The First Nations Centre at Fanshawe College is participating in the REDress Project. Chris Hannah, a student success advisor, said the project was created by Jamie White, a Metis woman from Manitoba.
“It’s an art project that talks about the missing and murdered Indigenous women,” Hannah explains “They hang a red dress as a show of absence. Where there should be a woman in that dress, there isn’t.”
As students walk in F-Hallway in between classes, they will see a total of 13 red dresses overhead. Between 10 a.m. and 2 p.m. until December 4, representatives from the First Nations Centre will be there to talk about the project.

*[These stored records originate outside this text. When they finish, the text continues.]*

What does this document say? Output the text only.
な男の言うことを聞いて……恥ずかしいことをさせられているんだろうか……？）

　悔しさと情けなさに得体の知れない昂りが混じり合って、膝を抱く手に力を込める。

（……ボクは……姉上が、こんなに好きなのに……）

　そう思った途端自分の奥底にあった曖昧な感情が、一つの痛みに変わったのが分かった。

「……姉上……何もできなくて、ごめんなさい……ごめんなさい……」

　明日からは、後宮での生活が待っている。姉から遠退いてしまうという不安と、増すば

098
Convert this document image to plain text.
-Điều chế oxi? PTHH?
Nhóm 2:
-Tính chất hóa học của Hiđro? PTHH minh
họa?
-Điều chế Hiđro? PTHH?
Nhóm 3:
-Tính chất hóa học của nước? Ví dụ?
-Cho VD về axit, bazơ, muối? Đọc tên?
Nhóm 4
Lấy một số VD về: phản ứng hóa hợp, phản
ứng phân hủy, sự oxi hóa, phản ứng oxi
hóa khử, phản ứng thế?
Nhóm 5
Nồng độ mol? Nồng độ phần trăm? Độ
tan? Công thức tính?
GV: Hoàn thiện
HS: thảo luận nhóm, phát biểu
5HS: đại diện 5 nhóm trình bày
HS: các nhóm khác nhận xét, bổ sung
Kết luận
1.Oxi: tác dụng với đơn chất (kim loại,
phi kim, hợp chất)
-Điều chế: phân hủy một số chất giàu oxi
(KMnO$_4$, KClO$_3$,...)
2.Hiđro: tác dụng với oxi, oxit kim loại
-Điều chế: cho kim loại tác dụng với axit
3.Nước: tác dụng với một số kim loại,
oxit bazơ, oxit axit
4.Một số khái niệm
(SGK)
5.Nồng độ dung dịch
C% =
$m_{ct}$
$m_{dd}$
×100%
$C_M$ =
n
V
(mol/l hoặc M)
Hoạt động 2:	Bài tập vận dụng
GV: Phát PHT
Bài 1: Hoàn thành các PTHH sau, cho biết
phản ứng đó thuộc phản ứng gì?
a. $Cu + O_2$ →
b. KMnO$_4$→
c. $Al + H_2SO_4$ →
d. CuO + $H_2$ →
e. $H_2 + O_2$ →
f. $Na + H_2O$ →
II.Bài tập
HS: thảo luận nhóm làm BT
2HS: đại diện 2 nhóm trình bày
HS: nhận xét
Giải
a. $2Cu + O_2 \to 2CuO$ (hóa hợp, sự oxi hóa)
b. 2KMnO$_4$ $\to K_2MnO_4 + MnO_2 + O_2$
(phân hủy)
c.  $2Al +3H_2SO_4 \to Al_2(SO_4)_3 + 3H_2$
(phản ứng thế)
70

Hannah also has a white dress on one of the tables, where people will write the names of important women in their lives with red permanent marker. The table has letters from Amnesty International to be sent to Prime Minister Justin Trudeau, asking him to take action.
“The inquiry doesn’t mean anything if we don’t actually make changes in the country.”
She had a list of the names of the missing and murdered Indigenous women all across Canada.
“Some of them are local. Some of them attended school here at Fanshawe. While we don’t have 13 women from this community who are missing, 13 is a number in Indigenous culture that is representative of all women, and that all women are connected to the moon,” she explains, adding it also represents the number of cycles for the moon.
She adds that it’s an ongoing issue, but gained more attention from the RCMP report about it. The dresses will also be seen at the memorial service for the 14 women killed in the Ècole Polytechnie du Montreal massacre in 1989.
“It’s not just an Indigenous issue. It’s a women’s issue, and it’s a Canadian issue, and we really wanted to tie them together.”
The service will take place December 4, with the National Day of Remembrance for Violence Against Women on December 6.